Dellamorte dellamore, 1995
Dellamorte dellamore
Michele Soavi
Nous aurions tout pardonné au 4e film de Soavi. Parce que c’était l’une des dernières occasions de voir un film d’horreur italien sur grand écran et que nous le savions. Lui aussi.
Soavi, c’est l’espoir déçu d’un cinéma moribond. La dernière flamme au milieu de la pluie. Beaucoup lui était demandé, après son premier opus, le très sympathique slasher « Bloody bird ». Mais, toute une cinématographie peut-elle reposer sur les épaules d’un seul homme alors que les aînés prenaient la fuite (D’Amato, Margerethi, Deodato, Lenzi…partis faire n’importe quoi à la télé) et que maîtres eux-mêmes faiblissaient (vous souvenez-vous des derniers Fulci ? ) Le problème, c’est que Michele Soavi a commencé sa carrière alors que le genre était déjà mort. Lui seul y croyait encore, personne n’a osé lui avouer la vérité : il était trop tard !
Le plus cruel fut sans doute (pour lui avant tout) d’être nommé dauphin d’un Dario Argento dictatorial. Fan du maître, Soavi se retrouve à filmer 2 de ses scénari.
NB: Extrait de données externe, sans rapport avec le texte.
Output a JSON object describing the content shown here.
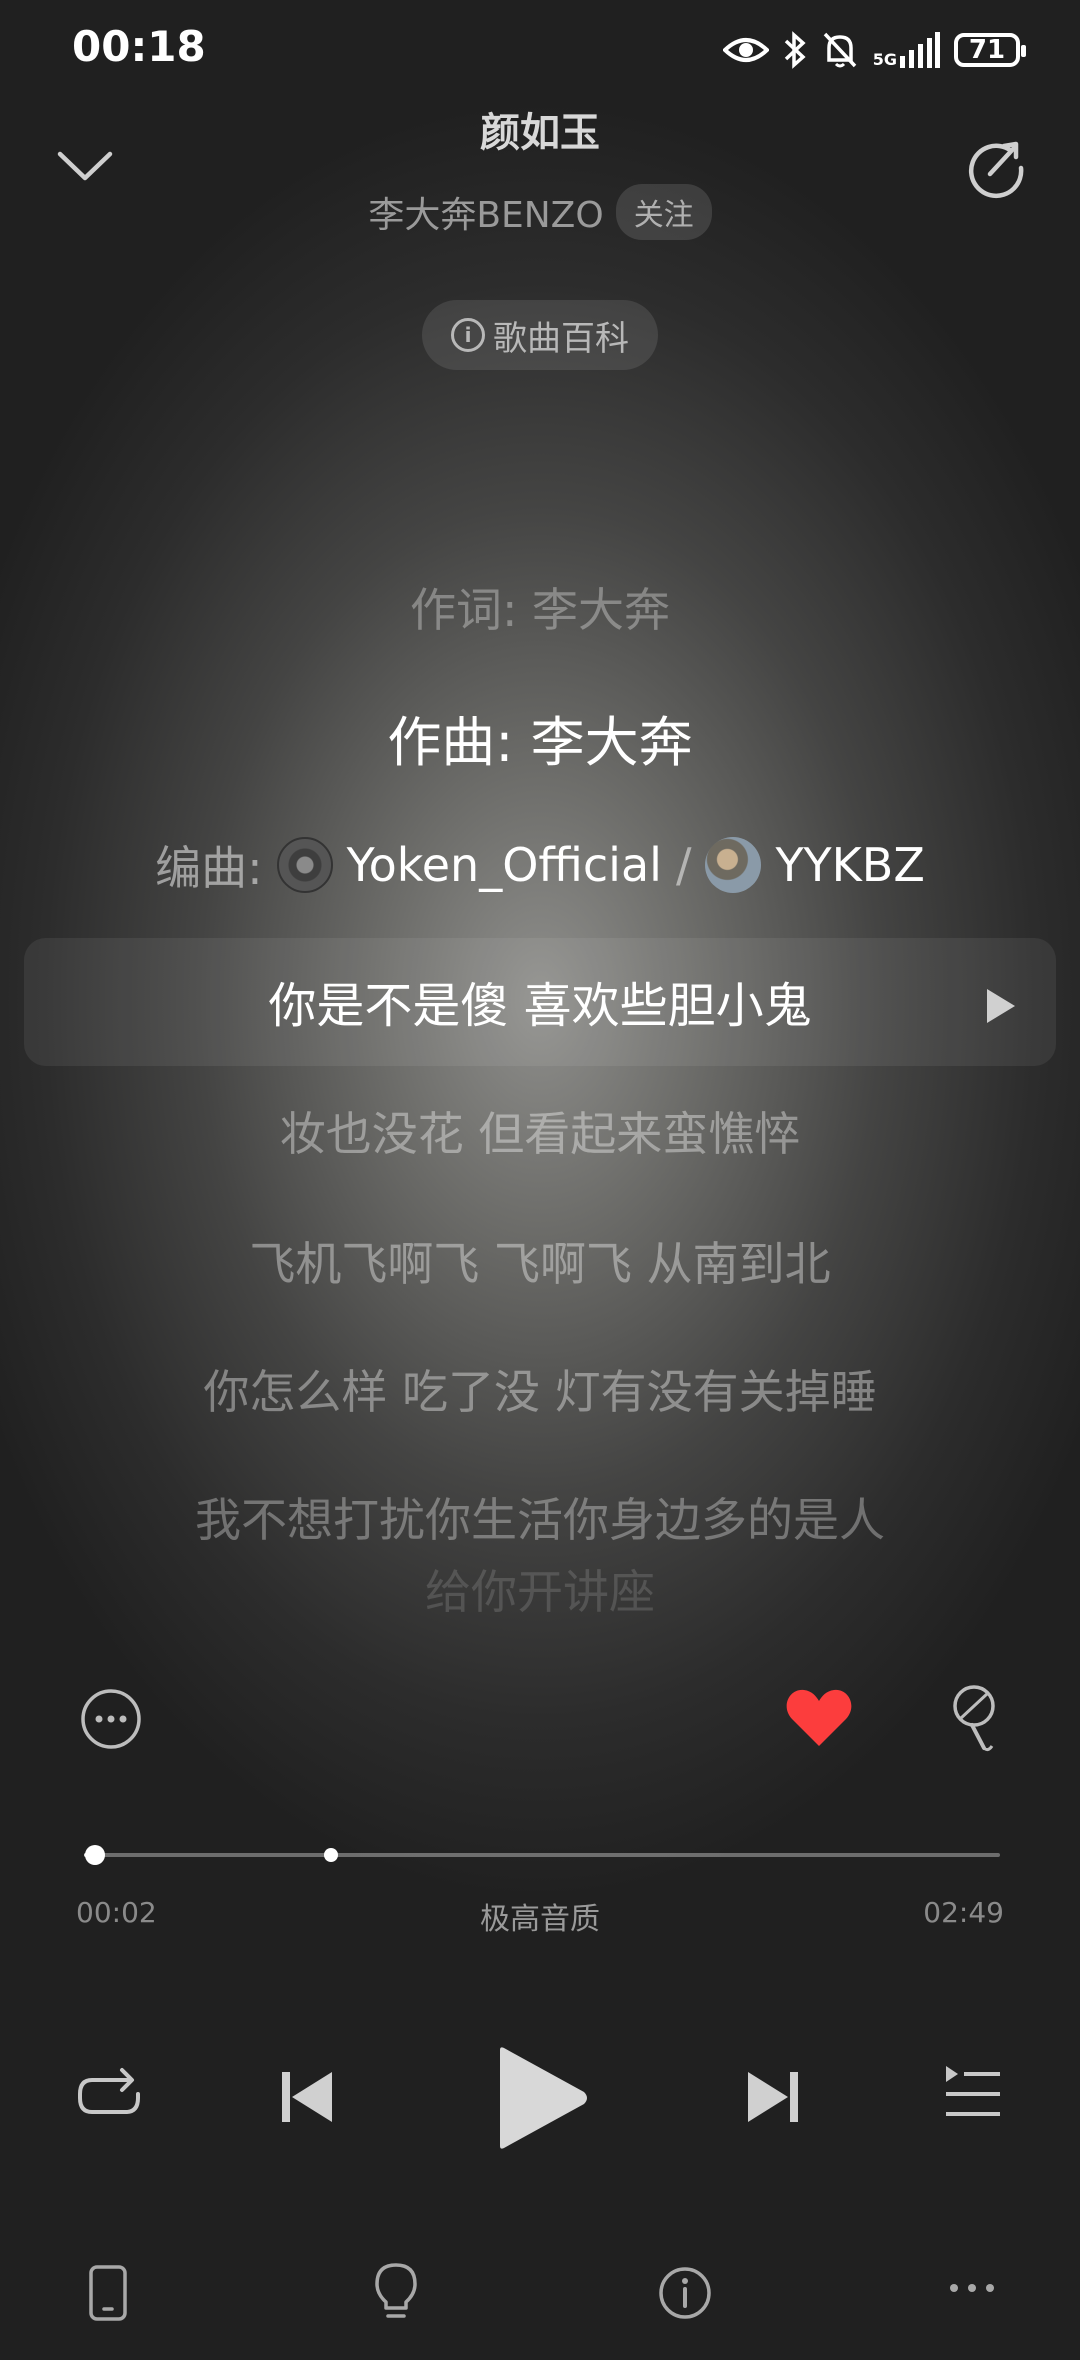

Probablement écrasé par son encombrant producteur, il réalise 2 séries B laborieuses (qu’Argento aurait été bien inspiré de mettre en scène lui même tant les sujets était argentiens).
Si l’on ajoute que Soavi fut, entre temps, l’assistant de Terry Gilliam durant le tournage monstre du « Baron de Münchausen », on conclura que le jeune cinéaste est tombé au champ d’honneur du cinéma de genre.
Puis, cette année 1995, sans qu’on l’attende, débarque sur quelques écrans, sans promo, bradé en programmation estivale, un super film d’horreur italien, réalisé par Michele Soavi.
Adaptation libre des fumetti de Tiziano Sclavi « Dylan Dog », « Dellamorte Dellamore » est un délire poétique et sanglant, morbide et tendre, drôle et crépusculaire. Un film dont l’accès est sans cesse mouvant, dont le cours se crée par associations d’idées. On croirait le scénario imaginé en direct par son héros, le très romantique Francesco Dellamorte campé avec classe par Ruppert Everett. Un misogyne éternellement amoureux, donc un cinéphile.
Si c’est un dernier souvenir du cinéma d’horreur italien, alors, la carte postale de l’au-delà nous touche en plein coeur (ce qui était la moindre des choses).